Vermutlich fressen alle für die Aquaristik bekannten Süßwassergarnelen Algen aber viele fressen diese nur bei Futterknappheit und viele fressen nur wenige Algenarten. Die Amanogarnele ist eine der gefräsigsten Algengarnelen, die auch sehr viele Algenarten vertilgt (Hier  eine Beschreibung). Sie verspeist z.B. viele Fadenalgen wohingegen die Rückenstichgarnele diese eher verschmäht. Auf ihr Körpergewicht vertilgt die Amanogarnele sehr viel Algen, eine auf 10 Liter sollte im Aquascaping Becken genügen wohingegen 7 Rückenstrichgarnelen notwendig wären. Es lassen sich zudem verschiedene Algenfresser kombinieren, wenn die Wasserwerte stimmen, sie sind meist friedfertig. Es gibt jedoch Aquarienbewohner, die sich schnell vermehren, andere, die dieses langsamer machen und solche wie die Amanogarnele, die dazu nicht die Bedingungen findet und sich gar nicht vermehrt. Wer in seinem Aquascaping Becken wenige Tiere wünscht, sollte es bei den Arten belassen, die sich nicht vermehren. Ansonsten vermehren sich die Tiere bis zu dem Grad, wie sie Futter haben und stellen die Reproduktion dann weitgehend ein. Für die Aquarientiere und auch ansonsten muss regelmäßig ein Teil vom Wasser gewechselt werden. Ein frisch eingefahrenes Becken (Nitrit Peak abwarten und erst dann Tiere einsetzen) benötigt erst einmal die doppelte Anzahl Algenfresser, da mehr Nährstoffe geboten werden, die sich schnell in Algen wandeln. Hier  wird erklärt, wie Garnelen ins Becken eingewöhnt werden sollten.

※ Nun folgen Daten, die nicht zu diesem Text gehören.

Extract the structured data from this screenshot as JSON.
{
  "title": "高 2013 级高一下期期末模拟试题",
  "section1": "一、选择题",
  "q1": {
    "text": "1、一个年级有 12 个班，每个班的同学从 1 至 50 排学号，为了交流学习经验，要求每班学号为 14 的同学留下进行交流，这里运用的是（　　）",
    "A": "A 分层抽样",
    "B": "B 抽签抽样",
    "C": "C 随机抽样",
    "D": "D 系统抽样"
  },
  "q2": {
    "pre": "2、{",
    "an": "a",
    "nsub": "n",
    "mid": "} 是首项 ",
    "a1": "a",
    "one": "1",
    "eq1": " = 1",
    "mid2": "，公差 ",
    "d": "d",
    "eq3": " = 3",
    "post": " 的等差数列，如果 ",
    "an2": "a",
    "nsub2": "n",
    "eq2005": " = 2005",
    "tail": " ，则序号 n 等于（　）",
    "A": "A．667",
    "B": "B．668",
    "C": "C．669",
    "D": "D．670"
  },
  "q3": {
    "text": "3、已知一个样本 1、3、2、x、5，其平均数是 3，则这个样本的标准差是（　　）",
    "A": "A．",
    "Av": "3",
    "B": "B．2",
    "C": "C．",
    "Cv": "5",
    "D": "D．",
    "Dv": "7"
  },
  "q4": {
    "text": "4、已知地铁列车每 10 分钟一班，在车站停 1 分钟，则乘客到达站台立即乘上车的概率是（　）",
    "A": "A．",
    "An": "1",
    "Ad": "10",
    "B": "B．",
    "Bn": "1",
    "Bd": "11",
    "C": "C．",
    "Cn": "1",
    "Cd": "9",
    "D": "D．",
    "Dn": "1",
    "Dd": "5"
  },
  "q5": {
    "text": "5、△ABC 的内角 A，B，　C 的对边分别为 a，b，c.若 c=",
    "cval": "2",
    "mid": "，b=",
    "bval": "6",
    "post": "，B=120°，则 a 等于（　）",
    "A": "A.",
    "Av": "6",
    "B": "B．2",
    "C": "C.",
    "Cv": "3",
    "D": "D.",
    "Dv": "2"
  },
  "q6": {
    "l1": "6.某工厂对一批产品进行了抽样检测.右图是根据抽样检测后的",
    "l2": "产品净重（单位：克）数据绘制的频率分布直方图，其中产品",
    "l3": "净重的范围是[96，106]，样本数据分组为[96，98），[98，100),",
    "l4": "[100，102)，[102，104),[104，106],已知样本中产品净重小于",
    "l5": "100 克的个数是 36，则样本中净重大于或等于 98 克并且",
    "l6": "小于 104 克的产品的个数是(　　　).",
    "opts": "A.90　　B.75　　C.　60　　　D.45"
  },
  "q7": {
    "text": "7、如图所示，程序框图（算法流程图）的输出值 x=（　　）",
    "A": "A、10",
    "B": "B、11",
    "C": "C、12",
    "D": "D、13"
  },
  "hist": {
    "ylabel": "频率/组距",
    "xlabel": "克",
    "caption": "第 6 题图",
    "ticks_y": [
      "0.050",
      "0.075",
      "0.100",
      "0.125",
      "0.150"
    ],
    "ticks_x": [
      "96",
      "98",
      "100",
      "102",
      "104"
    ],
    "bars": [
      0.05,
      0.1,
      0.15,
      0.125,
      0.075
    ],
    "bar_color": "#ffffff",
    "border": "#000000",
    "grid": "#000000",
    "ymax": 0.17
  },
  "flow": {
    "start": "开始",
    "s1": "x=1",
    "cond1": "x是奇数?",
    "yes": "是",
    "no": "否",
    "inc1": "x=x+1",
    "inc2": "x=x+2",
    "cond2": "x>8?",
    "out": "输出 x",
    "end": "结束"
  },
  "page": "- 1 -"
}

Techniken, für klares Wasser

Neben Algenfressern muss einiges mehr beachtet werden, damit das Wasser klar bleibt. Es muss durch eine Pumpe mit Filter umgewälzt werden. In dem Filter muss ein Filterfließ den Filterbakterien als Heimat dienen und darf nie zu gründlich gereinigt werden, damit die Bakterien das Gleichgewicht im Wasser bewahren. Zudem kann ein UV Klärer Algen und Keime abtäten. Außerdem sollte das Becken nie im direkten Sonnenlicht stehen, es sollte auch nicht zu stark oder zu lange am Tag beleuchtet werden, maximal 9 Stunden mit 0,3 bis 0,5 Watt pro Liter pro Tag werden empfohlen. Das Wasser soll einen geringen Nitrat- und Phosphatwert haben, auch das frische Wasser nach dem Wasserwechsel. Außerdem wäre ein Wasser mit geringer Karbonhärte besser, um Algen vorzubeugen. Für die regelmäßigen Arbeiten am Beckengrund und den Pflanzen finden sich hier sogar spezielle Werkzeuge  für das Aquascaping.

Algen sind wichtig

Mit den Algen ist es so, dass diese für das Beckenleben wichtig sind, da sie Nährstoffe aufzehren, Sauerstoff erzeugen und insgesamt einen sehr positiven Effekt auf das Becken haben. Das alles bleibt aber nur positiv, wenn es nur wenige Algen im Becken sind und auch bleiben. Da sie von alleine ins Becken kommen, kann man lediglich die Pflanzen gegen Plastikpflanzen ersetzen, auf Tiere verzichten und das Wasser Chloren, ansonsten wird es in jedem Aquarium mit wenigstens etwas Lichteinfall Algen geben. Sobald das Aquarium leben soll, sollte also ein Gleichgewicht zwischen Algenwuchs und Algenfressern erzeugt werden wobei generell einem starken Algenwuchs entgegen zu wirken wäre. Wenn mehr Algen wachsen, als gefressen werden, können die Wasserwerte kontrolliert werden um zugleich die Beleuchtung erst einmal weniger Intensiv zu betreiben. Sind Pflanzen im Becken, kann es sein, dass ein entsprechender Pflanzendünger für das Aquarium Wunder bewirkt, da die Pflanzen die ansonsten ungenügenden Nährstoffe erhalten und die anderen Nährstoffe mit aufbrauchen. Diese fehlen den Algen und so bewahrheitet sich die Weisheit, dass ein guter Pflanzenwuchs gegen Algen wirkt.